Alternativa C — ❌ Incorreta

Erro: extrapolação + restrição indevida. O texto diz que "só uma universidade brasileira, a USP, ensina a língua" e que a ONG "tem por objetivo lutar pela inclusão do idioma como matéria optativa no currículo das escolas paulistas". Mas não há nada sobre o projeto "entrar nos currículos obrigatórios" — o texto fala em optativa — nem sobre isso ocorrer "apenas" nas escolas da cidade de São Paulo (o texto fala em "escolas paulistas", que pode abranger o estado). A alternativa junta informações dispersas e acrescenta detalhes ("obrigatórios", "apenas", "cidade") que o texto não autoriza.

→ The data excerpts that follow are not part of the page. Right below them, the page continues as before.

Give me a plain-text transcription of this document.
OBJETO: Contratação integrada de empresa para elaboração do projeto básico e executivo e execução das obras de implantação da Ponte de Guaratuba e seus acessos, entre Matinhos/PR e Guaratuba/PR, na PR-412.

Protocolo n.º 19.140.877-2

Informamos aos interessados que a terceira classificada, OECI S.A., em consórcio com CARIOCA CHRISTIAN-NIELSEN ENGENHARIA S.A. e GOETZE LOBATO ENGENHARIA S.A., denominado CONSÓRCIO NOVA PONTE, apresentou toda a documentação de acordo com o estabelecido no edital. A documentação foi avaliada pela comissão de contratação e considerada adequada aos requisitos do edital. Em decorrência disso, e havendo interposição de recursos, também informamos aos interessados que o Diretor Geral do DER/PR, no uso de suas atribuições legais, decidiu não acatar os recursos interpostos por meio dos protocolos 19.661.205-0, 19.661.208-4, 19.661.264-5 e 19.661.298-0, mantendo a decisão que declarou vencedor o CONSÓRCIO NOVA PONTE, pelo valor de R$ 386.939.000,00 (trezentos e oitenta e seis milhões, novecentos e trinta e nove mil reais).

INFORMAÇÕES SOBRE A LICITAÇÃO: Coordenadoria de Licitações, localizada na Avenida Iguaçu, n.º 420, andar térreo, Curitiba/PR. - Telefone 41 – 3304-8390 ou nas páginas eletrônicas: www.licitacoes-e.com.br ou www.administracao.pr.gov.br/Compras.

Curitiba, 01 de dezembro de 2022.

Alternativa D — ❌ Incorreta

Erro: contradiz o texto + generalização indevida. O texto diz que o nheengatu "continua na boca de cerca de 30000 índios e caboclos no Amazonas" — ou seja, é falado por um grupo específico, não por "todos os brasileiros". Além disso, a alternativa confunde o nheengatu (língua falada por 30 mil pessoas) com a influência do tupi no português ("Todo dia, sem perceber, você fala algumas das 10 000 palavras que o tupi nos legou"). O texto nunca afirma que todos os brasileiros falam nheengatu; ele diz que todos falam palavras de origem tupi. A alternativa troca o referente e generaliza indevidamente.

Alternativa E — ✅ Correta ⟵ GABARITO

A alternativa é uma inferência legítima ancorada em pressuposto textual. O trecho "Quando ouvir dizer que o Brasil é um país tupiniquim, não se irrite" pressupõe que há pessoas que se irritam (ou podem se irritar) com essa expressão — caso contrário, o conselho seria desnecessário. A alternativa E parafraseia esse pressuposto: "algumas pessoas podem se sentir irritadas ao ouvirem dizer que o Brasil é um país tupiniquim". Note que ela usa "podem" (possibilidade), o que mantém o alcance exato do texto — não afirma que todos se irritam, apenas que é possível.

NÃO CAIA NESSA!

A banca adora extrapolar com fatos verdadeiros que o texto não traz (alternativas A, B e C) e trocar o referente de um termo (alternativa D, que confunde nheengatu com influência do tupi). A correta é a única que se apoia num pressuposto deixado pelo próprio texto.

PEGA ESSA DICA!

Em questões de compreensão, grife o comando antes de ler as alternativas. "De acordo com o texto" pede paráfrase fiel; "infere-se" pede dedução com pista. Aqui, a alternativa E é uma inferência com pista explícita (o conselho "não se irrite").

Gabarito: letra E. A regra de ouro: teste cada alternativa perguntando "o texto autoriza isto, ou exige acrescentar algo de fora?". A única que passa no teste é a E, porque o texto literalmente pressupõe a possibilidade de irritação ao ouvir "país tupiniquim".